Internet : l’Algérie veut accroître le nombre d’adresses IP disponibles
jeudi 16 juillet 2026
A travers l’Afrique, l’adoption des services numériques continue de s’accélérer. Cette croissance, qui devrait se poursuivre au cours des prochaines années, nécessite des infrastructures numériques robustes capables de répondre à l’augmentation des besoins en connectivité.
Les autorités algériennes veulent augmenter la disponibilité des adresses IP dans le pays, essentielles pour identifier chaque appareil connecté à Internet. L’initiative vise à répondre à la croissance du nombre de connexions et à soutenir l’expansion des services numériques.
L’accroissement passera par la transition vers l’IPv6, la dernière version du protocole Internet. Cette question était au cœur d’une réunion tenue mardi 14 juillet, coorganisée par le ministère de la Poste et des Télécommunications et l’AFRINIC (Registre d’adresses Internet pour l’Afrique). Plusieurs acteurs du numérique ont participé aux échanges.
Cette initiative intervient dans un contexte où les autorités algériennes cherchent à accélérer l’adoption des services numériques afin de soutenir leurs ambitions de transformation digitale. Elles misent sur la généralisation de la 4G et de la 5G, récemment déployée, ainsi que sur l’extension de l’accès fixe à travers le développement de la fibre optique.
À fin septembre 2025, l’Algérie comptait déjà 60,4 millions d’abonnements à Internet, selon les statistiques officielles. Si ce chiffre dépasse nettement la population estimée à 47,4 millions d’habitants par la Banque mondiale, il convient de rappeler que le nombre d’abonnés uniques est moins important, certaines personnes disposant de plusieurs cartes SIM ou lignes. L’Union internationale des télécommunications (UIT) estimait, par exemple, le taux de pénétration d’Internet en Algérie à 77,4 % en 2024.

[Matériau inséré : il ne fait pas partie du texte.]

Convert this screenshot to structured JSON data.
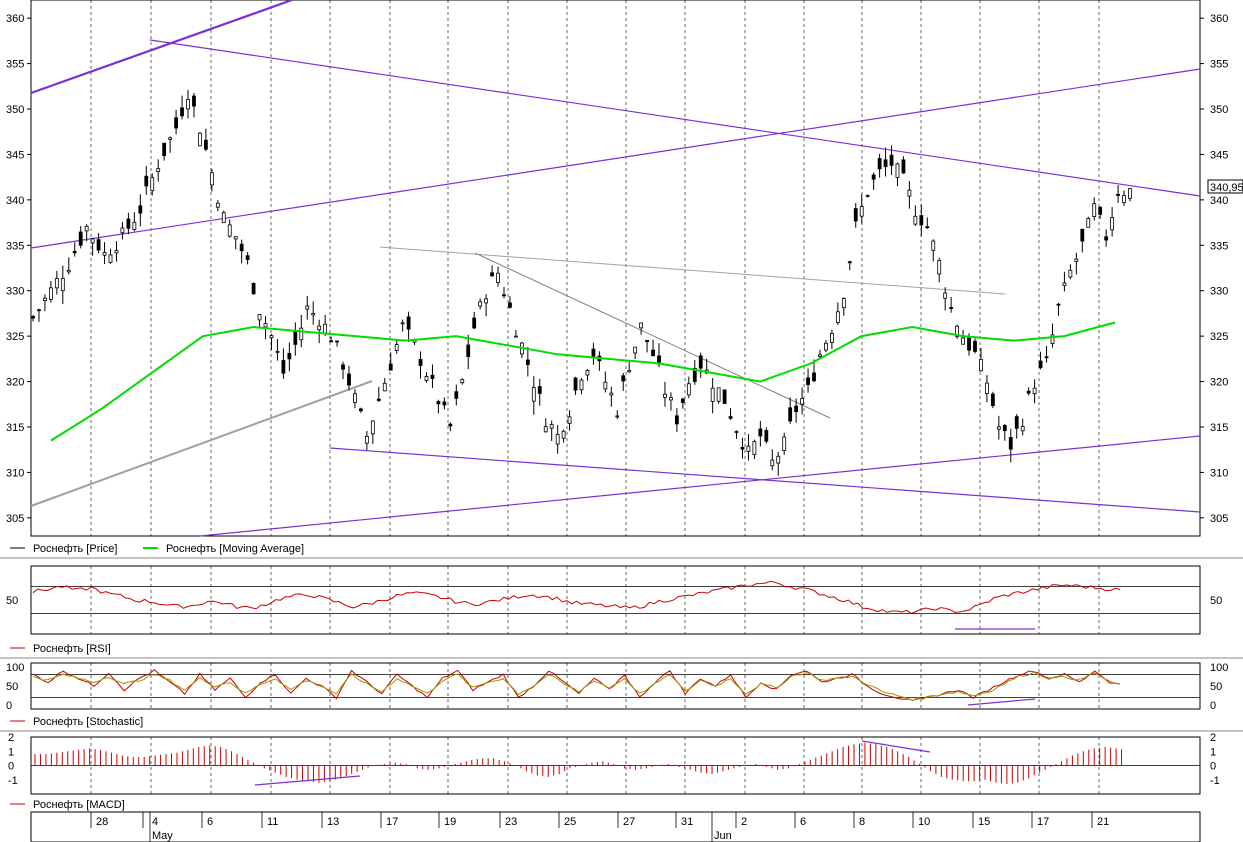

Au‑delà des abonnements traditionnels, qui disposent encore d’un potentiel de croissance, l’essor de nouveaux usages numériques va accroître les besoins en adresses IP. L’Internet des objets (IoT) et les villes intelligentes nécessitent notamment la connexion d’un nombre toujours plus important d’équipements. Les objets connectés, allant des capteurs aux appareils domestiques ou industriels, échangent en permanence des données via Internet et requièrent chacun une adresse IP pour communiquer avec les réseaux.
« À l’image d’un foyer qui a besoin d’une adresse qui lui est propre, chaque appareil connecté à Internet (téléphone, ordinateur, caméra, appareil intelligent…) nécessite également une adresse numérique spécifique », explique le ministère algérien de la Poste et des Télécommunications dans un communiqué publié sur Facebook.
Or, l’IPv4, encore largement utilisée en Afrique, a atteint ses limites d’attribution en 2011. Lancé en 1981, IPv4 offre une capacité maximale d’environ 4,3 milliards d’adresses IP uniques. Arthur Carindal N’guessan, responsable du développement des parties prenantes chez AFRINIC, cité par Maghreb Emergent, indique qu’il ne reste actuellement que 663 000 adresses IPv4 dans la corbeille pour toute l’Afrique. À l’inverse, IPv6 peut générer jusqu’à 340 trillions de trillions d’adresses.